Puritan communities, secured by their orthodox faith, dealt with the ungodly wilderness around them.  Set in Salem during the early witchcraft day of 1692, Young Goodman Brown's experience in the dark, evil forest correlated and would have been recognized by Puritans as a symbol of mistrust of their own corrupt hearts and faculties (137).  The forest, dark and evil, represented the deceit and darkness of man's heart.  Just as Brown could not trust the shadows and figures he saw hidden in the forest, he could not trust his own desires.  Those desires had to be purged through his journey into the forest, which became a Journey towards Justification.  That corrupt heart was torn open after Brown heard Faith's voice and seeing her pink ribbon screamed: "My Faith is gone . . . . There is no good on earth; and sin is but a name.  Come Devil; for to thee is this world given."  Such a revelation made Brown "a stern, a sad, a darkly meditative, a distrustful, if not a desperate man."  This revelation is often the result of a Puritan confronting his repressed evil.  According to the Journey towards Justification, this confrontation should teach him to let go of his wordly dependence and strive for a life without sin.

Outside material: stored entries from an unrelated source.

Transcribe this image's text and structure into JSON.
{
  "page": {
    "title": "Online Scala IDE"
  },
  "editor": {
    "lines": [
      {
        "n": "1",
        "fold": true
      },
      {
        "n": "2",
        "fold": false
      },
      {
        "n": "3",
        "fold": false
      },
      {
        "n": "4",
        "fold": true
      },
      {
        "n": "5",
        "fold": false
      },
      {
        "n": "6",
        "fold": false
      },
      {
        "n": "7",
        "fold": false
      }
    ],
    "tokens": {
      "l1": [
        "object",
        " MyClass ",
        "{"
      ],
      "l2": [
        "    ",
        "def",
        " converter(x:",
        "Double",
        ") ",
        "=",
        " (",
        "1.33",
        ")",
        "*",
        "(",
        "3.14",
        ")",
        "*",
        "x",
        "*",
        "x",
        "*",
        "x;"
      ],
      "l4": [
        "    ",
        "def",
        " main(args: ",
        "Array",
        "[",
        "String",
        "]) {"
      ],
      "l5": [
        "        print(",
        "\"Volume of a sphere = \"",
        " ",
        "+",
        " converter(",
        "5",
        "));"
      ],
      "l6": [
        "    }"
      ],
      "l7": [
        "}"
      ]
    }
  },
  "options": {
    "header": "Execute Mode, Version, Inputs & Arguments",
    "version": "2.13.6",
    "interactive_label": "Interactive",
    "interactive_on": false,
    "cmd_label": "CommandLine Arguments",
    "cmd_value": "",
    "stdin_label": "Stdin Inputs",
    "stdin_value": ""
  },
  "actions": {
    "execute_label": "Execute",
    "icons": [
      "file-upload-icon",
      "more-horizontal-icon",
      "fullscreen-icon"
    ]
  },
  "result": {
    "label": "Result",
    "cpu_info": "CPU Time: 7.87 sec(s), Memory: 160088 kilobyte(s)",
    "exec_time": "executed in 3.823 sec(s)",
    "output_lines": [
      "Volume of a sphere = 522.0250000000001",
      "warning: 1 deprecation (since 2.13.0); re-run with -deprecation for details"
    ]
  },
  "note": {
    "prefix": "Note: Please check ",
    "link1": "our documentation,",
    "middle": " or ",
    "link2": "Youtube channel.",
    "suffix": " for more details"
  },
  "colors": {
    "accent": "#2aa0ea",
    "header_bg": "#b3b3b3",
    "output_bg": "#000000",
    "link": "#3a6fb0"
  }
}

Hawthorne often called the Puritan life of his ancestors "stern."  He was aware of the constant tension and battle between the flesh and the spirit in the lives of the 17th Century Puritans.  The purpose of their faith was to provide a divine victory in the after-life from that battle.  Boredom, vice and need (desire), the three evils, were kept at bay, under the forceful hand of religion.  However, such a battle often led to an inner despair.  They were constantly tormented because of the possible convictions and judgements of their peers.  This battle intrigued Hawthorne and he sought out its presence in Puritan literature.  Works such as Cotton Mather's Magnalia fascinated Hawthorne.  It held "the morbid intensity with which he projected distinctive features of the Puritan imagination of reality."  Mather believed there were evil spirits in the world: "these unlovely demons were everywhere, in the sunshine as well as in the darkness, and that they were hidden in men's hearts and stole into their most secret thoughts" (Abel 133).    Those evil spirits tortured  the Puritan, constantly reminding him of his sin and the battle in his own heart.  Hawthorne used the presence of these demon in "Young Goodman Brown" by demonstrating, through Brown, the Puritan Journey towards Justification.

 

The descent of this Journey towards Justification was marked by the disappearance of the self.  In place of the self, was the awareness of depravity, helplessness and the illusions of sin.  This awareness would then assist the moral man to no longer depend upon material things or people, but to  put his faith solely upon God.  Intending to be a positive outcome of Justification, Brown found the awareness of his depravity and instead of feeling the enlightenment of his vision, he was blinded by the reality of sin and sentenced himself to a life of miserable isolation.

 

Hawthorne used "Young Goodman Brown" to create an awareness similar to that of the Journey of Justification.  Hawthorne intended for the reader to become aware of the depravity accompanied by sin.  He intended for the reader to view the reality of sin and the terror of the human hell that was revealed to Brown.  However, Hawthorne also intended for his reader to take that awareness and use it to better deal with life.  Isolation from society and complete rejection of all who have sinned could only lead to a miserable and desperate end.  "Hawthorne poses the dangerous question of the relations of Good and Evil in man but withholds his answer.  Nor does he permit himself to determine whether the events . . . are real" (Fogle 16).  That way the complete interpretation of "Young Goodman Brown" is left up to the reader, according to his/her own life, mind, forms of Justification, beliefs, fears and of course, hell.

 

Works Cited



Abel, Darrel.  The Moral Picturesque:  Studies in Hawthorne's Fiction.  Indiana:  Purdue UP, 1988.

Fogle, Richard Harter.  Hawthorne's Fiction:  The Light and The Dark.  Noman:  U of Oklahoma P, 1970.

Johnson, Claudia D.  The Productive Tension of Hawthorne's Art.   University, AL:  U of Alabama P, 1981.